Applying a concentrated systemic herbicide directly to the fresh-cut stump is a highly effective way to ensure the entire root system dies completely. This method relies on the tree’s natural circulatory system to transport the chemical throughout the roots, killing the structure from within. The most suitable active ingredients for this process are concentrated formulations of Glyphosate or Triclopyr, which are designed to be absorbed by woody plants.

Timing is important for this chemical treatment; the herbicide must be applied immediately after the tree is cut, ideally within five to fifteen minutes. Once the tree is cut, the vascular system begins to seal off, rapidly reducing the ability of the stump to absorb the chemical. To maximize absorption, the herbicide should be painted only onto the cambium layer, which is the thin, moist ring of living tissue located just beneath the bark.

For larger stumps, drilling several downward-angled holes into the top surface can help deliver the herbicide deeper into the wood and roots, but the most important area to treat remains the cambium ring. Avoid over-applying the chemical, as excess herbicide can run off the stump and potentially harm surrounding desirable plants. This targeted application ensures the chemical is translocated down to the roots, preventing the remaining underground structure from generating new shoots.

Stopping Persistent Root Suckers

Even after the main stump is removed or chemically treated, the aggressive rootstock of the Bradford Pear often responds to the main tree’s loss by producing numerous, vigorous shoots known as suckers. This is a survival mechanism where the roots use stored energy reserves to grow new foliage. These suckers can appear many feet away from the original trunk location, sometimes for a year or two after the tree is cut.

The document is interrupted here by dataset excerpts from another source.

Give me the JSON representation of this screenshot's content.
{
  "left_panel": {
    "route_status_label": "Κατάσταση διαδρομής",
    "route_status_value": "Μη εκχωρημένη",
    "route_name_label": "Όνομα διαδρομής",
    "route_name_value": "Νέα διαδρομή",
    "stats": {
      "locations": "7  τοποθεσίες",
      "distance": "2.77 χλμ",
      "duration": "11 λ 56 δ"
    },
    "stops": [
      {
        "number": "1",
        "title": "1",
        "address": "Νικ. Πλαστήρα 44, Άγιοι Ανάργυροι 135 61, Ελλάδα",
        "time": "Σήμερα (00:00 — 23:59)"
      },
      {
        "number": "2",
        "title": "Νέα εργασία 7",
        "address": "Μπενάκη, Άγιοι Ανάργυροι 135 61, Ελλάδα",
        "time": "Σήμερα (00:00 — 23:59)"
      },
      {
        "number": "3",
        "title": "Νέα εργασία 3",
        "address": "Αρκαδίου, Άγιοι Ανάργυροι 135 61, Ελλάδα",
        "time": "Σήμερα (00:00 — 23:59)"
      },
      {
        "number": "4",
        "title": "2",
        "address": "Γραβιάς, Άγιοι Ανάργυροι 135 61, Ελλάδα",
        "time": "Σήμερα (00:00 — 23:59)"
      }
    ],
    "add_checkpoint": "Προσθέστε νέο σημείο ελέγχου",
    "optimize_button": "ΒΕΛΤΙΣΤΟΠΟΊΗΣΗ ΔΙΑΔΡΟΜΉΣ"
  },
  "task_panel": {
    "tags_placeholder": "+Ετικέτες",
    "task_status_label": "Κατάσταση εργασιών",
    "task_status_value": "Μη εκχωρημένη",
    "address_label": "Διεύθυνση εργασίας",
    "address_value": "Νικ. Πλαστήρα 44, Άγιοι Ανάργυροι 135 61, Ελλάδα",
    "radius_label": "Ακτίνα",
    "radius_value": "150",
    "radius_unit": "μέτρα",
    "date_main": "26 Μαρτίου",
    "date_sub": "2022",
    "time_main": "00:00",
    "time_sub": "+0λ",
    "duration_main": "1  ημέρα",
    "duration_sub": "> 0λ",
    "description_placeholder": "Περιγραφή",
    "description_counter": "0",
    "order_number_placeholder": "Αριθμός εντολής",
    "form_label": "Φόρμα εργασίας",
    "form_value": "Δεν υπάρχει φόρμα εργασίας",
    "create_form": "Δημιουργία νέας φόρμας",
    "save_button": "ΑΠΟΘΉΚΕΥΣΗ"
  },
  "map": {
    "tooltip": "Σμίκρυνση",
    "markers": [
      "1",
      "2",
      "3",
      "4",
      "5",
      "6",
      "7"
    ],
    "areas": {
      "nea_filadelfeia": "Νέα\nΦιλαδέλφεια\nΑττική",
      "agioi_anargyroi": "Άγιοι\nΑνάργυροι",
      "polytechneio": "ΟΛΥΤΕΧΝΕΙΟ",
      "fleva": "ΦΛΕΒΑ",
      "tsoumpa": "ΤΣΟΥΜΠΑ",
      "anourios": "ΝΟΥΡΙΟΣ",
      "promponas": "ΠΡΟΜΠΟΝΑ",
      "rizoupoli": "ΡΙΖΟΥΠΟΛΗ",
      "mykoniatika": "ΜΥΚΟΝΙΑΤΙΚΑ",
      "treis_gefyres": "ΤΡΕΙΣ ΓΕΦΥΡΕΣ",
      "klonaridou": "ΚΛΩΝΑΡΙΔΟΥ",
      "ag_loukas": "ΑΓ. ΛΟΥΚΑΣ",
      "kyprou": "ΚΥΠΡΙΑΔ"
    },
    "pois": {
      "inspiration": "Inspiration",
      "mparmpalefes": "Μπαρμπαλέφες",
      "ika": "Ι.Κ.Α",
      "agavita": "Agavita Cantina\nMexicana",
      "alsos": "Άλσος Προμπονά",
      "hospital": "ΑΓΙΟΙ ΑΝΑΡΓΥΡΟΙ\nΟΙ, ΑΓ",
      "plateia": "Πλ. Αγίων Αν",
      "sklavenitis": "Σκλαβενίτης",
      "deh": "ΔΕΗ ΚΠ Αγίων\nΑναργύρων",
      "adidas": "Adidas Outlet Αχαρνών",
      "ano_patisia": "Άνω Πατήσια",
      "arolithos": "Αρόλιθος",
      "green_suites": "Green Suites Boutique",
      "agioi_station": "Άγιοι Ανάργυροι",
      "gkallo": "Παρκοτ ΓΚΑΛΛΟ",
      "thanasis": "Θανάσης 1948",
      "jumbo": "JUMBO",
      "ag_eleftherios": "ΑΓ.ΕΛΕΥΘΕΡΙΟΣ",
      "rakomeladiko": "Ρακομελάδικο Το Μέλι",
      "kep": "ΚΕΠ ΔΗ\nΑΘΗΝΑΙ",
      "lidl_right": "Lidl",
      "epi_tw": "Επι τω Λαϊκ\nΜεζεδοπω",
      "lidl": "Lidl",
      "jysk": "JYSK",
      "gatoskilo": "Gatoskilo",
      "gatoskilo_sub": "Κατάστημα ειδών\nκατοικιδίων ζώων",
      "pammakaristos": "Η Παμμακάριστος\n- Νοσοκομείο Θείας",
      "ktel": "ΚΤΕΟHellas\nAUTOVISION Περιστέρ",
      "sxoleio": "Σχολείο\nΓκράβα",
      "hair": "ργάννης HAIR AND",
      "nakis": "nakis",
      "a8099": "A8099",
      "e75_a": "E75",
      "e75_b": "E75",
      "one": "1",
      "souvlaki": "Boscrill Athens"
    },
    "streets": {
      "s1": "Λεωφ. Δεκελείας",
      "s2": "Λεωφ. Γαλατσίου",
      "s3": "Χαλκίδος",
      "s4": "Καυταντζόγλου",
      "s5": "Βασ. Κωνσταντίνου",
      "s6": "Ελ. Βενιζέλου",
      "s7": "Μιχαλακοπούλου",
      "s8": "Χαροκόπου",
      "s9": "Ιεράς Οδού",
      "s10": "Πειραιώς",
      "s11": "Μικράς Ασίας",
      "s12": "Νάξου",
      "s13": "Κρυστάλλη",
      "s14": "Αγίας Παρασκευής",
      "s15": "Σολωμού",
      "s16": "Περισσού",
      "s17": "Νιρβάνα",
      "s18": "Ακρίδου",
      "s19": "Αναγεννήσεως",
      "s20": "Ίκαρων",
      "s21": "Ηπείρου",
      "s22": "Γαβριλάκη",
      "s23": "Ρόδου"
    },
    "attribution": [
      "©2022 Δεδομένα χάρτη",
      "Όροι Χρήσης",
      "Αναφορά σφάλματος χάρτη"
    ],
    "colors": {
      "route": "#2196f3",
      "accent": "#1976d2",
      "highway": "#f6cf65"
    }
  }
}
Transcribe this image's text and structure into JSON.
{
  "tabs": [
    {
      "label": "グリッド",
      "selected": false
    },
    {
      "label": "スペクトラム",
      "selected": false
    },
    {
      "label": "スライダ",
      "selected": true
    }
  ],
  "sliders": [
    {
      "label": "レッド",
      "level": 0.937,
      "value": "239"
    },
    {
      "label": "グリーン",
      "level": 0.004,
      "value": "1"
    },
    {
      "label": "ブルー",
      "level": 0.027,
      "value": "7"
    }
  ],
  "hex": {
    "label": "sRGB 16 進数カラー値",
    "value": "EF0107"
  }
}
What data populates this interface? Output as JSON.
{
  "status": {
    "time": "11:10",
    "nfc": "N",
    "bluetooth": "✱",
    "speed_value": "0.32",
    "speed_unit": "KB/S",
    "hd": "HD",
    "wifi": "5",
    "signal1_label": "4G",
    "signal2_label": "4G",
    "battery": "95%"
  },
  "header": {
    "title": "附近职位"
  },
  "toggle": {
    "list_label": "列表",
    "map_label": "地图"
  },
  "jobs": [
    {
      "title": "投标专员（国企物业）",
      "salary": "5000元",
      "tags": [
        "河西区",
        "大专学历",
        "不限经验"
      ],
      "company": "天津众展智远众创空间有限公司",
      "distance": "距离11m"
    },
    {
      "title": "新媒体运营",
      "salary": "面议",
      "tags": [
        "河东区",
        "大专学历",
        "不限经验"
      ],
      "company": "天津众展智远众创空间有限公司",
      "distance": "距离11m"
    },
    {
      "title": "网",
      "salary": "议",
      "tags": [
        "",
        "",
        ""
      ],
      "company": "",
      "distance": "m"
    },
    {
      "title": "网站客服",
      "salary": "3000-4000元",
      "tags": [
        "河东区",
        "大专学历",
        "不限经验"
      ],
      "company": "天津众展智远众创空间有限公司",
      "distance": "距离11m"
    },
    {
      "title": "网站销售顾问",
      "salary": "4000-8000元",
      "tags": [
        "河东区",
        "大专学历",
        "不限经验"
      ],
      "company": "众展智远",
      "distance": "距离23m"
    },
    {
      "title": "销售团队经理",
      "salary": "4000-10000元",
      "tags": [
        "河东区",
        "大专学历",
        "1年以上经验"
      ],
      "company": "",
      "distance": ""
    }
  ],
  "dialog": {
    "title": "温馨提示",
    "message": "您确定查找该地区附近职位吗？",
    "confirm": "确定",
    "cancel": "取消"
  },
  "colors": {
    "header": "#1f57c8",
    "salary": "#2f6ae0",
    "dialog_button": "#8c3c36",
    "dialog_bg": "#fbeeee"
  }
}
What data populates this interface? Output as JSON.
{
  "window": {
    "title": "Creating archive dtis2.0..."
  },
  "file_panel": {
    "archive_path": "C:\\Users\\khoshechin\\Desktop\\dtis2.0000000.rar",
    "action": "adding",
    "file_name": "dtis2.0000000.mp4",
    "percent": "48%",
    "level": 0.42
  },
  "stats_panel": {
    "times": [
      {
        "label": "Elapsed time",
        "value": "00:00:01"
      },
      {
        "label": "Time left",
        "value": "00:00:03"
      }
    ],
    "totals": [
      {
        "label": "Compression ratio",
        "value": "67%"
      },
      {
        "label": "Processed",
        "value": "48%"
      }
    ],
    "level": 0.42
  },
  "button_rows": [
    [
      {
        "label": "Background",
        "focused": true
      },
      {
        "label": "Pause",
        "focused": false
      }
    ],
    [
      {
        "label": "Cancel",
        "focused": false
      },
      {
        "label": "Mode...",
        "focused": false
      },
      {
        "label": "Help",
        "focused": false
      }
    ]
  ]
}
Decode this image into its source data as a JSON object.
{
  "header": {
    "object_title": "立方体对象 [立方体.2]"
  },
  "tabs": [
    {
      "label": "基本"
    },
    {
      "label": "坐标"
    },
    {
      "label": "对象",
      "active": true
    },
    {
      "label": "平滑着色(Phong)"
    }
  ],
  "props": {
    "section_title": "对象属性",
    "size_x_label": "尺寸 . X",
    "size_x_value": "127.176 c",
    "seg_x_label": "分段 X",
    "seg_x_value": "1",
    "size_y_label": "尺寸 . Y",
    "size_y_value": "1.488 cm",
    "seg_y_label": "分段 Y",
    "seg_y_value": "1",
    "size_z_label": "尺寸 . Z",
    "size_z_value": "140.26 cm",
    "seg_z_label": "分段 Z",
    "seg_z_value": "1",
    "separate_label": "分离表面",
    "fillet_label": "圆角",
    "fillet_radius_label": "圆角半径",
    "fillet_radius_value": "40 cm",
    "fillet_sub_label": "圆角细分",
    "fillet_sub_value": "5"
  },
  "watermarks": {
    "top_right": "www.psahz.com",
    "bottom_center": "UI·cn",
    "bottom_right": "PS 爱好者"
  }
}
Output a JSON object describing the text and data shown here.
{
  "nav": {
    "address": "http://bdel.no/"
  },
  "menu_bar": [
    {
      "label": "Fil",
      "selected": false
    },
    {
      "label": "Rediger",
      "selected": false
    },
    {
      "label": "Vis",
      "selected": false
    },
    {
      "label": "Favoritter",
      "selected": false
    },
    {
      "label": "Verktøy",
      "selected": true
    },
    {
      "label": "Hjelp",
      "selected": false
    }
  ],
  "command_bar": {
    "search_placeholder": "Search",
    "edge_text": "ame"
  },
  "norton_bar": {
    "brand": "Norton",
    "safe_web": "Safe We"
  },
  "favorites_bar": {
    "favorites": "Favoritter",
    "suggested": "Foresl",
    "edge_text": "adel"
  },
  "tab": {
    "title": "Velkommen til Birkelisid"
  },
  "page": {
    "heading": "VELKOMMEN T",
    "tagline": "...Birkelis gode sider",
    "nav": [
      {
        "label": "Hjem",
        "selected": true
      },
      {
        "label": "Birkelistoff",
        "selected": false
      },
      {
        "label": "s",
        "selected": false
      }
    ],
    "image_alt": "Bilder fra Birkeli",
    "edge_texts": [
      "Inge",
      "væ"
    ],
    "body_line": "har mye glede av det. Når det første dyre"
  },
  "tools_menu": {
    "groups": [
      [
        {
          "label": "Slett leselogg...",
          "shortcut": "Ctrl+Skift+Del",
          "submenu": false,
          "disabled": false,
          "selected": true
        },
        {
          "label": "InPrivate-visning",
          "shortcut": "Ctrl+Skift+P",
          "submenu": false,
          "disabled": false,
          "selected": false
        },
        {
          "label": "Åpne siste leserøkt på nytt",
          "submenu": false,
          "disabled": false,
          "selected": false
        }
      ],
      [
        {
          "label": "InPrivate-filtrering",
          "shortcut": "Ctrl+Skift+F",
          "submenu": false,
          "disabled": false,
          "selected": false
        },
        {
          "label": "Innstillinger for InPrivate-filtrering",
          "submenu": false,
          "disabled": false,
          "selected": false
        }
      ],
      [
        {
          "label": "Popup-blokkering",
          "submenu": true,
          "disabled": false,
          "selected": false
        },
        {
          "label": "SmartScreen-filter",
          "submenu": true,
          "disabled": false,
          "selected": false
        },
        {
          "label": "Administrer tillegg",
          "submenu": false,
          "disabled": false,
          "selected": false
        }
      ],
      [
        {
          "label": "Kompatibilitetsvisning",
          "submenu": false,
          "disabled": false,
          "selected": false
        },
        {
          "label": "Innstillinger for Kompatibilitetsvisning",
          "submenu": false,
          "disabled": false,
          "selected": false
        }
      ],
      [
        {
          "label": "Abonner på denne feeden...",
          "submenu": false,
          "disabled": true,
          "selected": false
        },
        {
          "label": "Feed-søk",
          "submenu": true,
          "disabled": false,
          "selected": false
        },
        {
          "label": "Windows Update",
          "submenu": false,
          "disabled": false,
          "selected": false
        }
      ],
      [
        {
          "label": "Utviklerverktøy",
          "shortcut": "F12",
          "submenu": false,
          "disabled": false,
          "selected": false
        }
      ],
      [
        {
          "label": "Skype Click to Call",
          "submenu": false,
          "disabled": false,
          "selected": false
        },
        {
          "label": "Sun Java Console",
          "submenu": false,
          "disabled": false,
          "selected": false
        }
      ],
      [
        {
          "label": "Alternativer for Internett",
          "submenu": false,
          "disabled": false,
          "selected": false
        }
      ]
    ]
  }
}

Simply mowing over or repeatedly cutting these suckers at ground level is generally ineffective and may even stimulate the remaining roots to produce more shoots. Continuous cutting only temporarily removes the visible growth, but it does not deplete the energy stored in the root system. Leaving the suckers for a long time also makes the problem worse, as they photosynthesize and replenish the root’s energy reserves.

The most successful strategy for stopping persistent suckers is a targeted spot treatment using a systemic herbicide. Individual suckers should be cut near the ground, and a small amount of concentrated Glyphosate or Triclopyr should be carefully painted onto the fresh-cut surface. This direct application ensures the herbicide travels down into the specific lateral root that produced the sucker, killing that section of the root system without affecting nearby vegetation. Applying a thorough chemical treatment to the main stump immediately after cutting is the best preventative measure, as it significantly reduces the likelihood of these problematic suckers emerging in the first place.